The case for refining bitumen in Canada
by Robert Hage
July 13, 2016
If you were the head of Enbridge, TransCanada or Kinder Morgan and you saw environmentalists and First Nations making common cause against the pipelines you need to transport your bitumen crude to tidewater, and heard the president of the United States calling your oil the “dirtiest in the world,” wouldn’t you examine every option to overcome that opposition?
What if the Green Party of Canada said it would not support new pipelines — but could do so if the crude was refined first? What if the chief of the Haisla Nation in Kitimat, B.C., where Enbridge proposes to locate its pipeline terminal, said he is opposed to shipping bitumen — but would consider a proposal to refine bitumen in Kitimat before shipment?
The question of whether to refine oilsands crude in Canada has been hanging over the energy industry for more than a decade. It once seemed to be no more than a pet project of the NDP and the labour unions to create more jobs in Canada. But now Alberta Premier Rachel Notley is saying she wants to put refineries “at the heart of our future growth and prosperity.”
To date, the industry’s response has been largely to argue that refining oil in Alberta or B.C. would not make economic sense — that it’s much cheaper to refine the bitumen in existing Texas or Asian refineries or, in the case of Energy East, in Saint John, N.B. In a 2013 Macdonald-Laurier Institute paper, Philip Cross asked and answered the question: “Why does Canada export more crude oil than refined petroleum products?” He said refiners’ valued-added is dwarfed by the revenue oil companies obtain from extracting and transporting crude oil. “Crude,” he said, “is where the most value lies.”
But how valuable is landlocked Alberta’s crude if it remains in the ground?

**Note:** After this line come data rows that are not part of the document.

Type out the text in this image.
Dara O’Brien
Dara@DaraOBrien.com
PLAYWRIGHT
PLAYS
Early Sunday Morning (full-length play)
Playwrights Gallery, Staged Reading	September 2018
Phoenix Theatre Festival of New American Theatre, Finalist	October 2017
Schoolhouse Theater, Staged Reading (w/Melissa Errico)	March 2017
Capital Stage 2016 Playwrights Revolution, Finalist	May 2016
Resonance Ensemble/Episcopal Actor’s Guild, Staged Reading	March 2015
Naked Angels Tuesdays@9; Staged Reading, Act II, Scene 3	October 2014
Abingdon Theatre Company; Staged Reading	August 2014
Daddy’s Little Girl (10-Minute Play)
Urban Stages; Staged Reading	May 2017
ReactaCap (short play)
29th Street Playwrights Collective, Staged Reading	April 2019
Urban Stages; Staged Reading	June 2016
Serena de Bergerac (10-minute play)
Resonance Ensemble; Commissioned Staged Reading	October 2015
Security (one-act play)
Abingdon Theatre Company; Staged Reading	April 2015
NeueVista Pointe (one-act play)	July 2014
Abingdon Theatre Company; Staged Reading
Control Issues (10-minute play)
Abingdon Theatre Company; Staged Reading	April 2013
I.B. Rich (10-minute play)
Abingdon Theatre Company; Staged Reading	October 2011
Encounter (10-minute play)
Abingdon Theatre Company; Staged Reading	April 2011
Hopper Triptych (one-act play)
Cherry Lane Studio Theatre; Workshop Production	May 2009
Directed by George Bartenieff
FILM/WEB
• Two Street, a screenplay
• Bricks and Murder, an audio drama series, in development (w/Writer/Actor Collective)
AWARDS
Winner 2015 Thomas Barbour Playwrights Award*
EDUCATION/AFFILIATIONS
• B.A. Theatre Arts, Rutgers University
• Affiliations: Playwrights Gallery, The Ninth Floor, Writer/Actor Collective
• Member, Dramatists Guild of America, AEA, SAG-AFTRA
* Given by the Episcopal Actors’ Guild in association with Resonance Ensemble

In its 2013 final report on Enbridge’s Northern Gateway proposal, the National Energy Board referred to the question of refining crude. The energy workers’ union told the NEB that refining the bitumen before shipping it overseas could create an estimated 26,000 jobs in Canada. The Alberta Federation of Labour called Northern Gateway’s proposed 26 permanent Alberta jobs “paltry, insignificant and unacceptable” compared to the thousands of jobs that would be created in Canada if the bitumen were upgraded here.
Northern Gateway showed little interest in refining, pointing out that it’s a pipeline company. The then Progressive Conservative government of Alberta joined Enbridge and others in stating that industry would build more upgrading capacity in Canada “if it were economic to do so.” The NEB decided that the matter of refining or upgrading crude was outside of its mandate, but added that “issues of importance to Canadians … should be discussed in forums and processes under their respective jurisdictions.”
Two entrepreneurs are advancing billion-dollar refining proposals for Alberta’s crude at either Kitimat or Prince Rupert. David Black, the B.C. entrepreneur behind the Kitimat proposal, says he is putting his proposal forward to reduce the environmental risk. He maintains, with scientific support, that spilled refined products “float and evaporate if spilled at sea.”
Many might think the Green Party opposes pipelines completely. Actually, the party’s literature and public statements by its leader, Elizabeth May, reference their opposition to “pipelines of unprocessed product to either coastline.” The critical issue for the Greens is the nature of the oilsands bitumen and diluents in pipelines (diluents are chemicals added to allow the bitumen to flow). The Greens’ solution is to set a level of managed growth for oilsands production and build upgraders and refineries near the Alberta resource; shipping a finished product, they say, involves a far lower risk of environmental impacts in the event of spills.
In a recent letter to B.C. Premier Christy Clark, Chief Ellis Ross of the Haisla Nation said his people have “had a first taste of independence through resource revenues and employment.” Since 2004, the Haisla have supported liquefied natural gas (LNG) production and shipment and are eager to lease their Kitimat land for an LNG tanker terminal, and the jobs and revenue that would come with it.
At the same time, the Haisla Nation has opposed Northern Gateway’s proposal to ship diluted bitumen by tanker to Asian markets. Ross maintains the risks of spills in West Coast waters outweigh any potential benefits. Refined products, he told journalists, would be much easier to clean up.
With Premiers Clark and Notley finally talking to each other about their shared energy interests, the time has come for industry to consider refining as a means of getting its oil to markets.
Chief Ross has it right when he sees resource development as a “taste of independence” for First Nations. Alberta’s oilsands projects are the largest employers of native people in Canada. If they need inspiration, they can look to Alaska. After several decades of petroleum development there, native Alaskans now control that state’s largest Alaskan-owned company, with more than 10,000 employees worldwide. Another Alaskan native-owned company provides maintenance services for the trans-Alaskan pipeline.
If Canada’s Greens and indigenous peoples get on board with Canadian oilsands projects, Alaska might have some competition.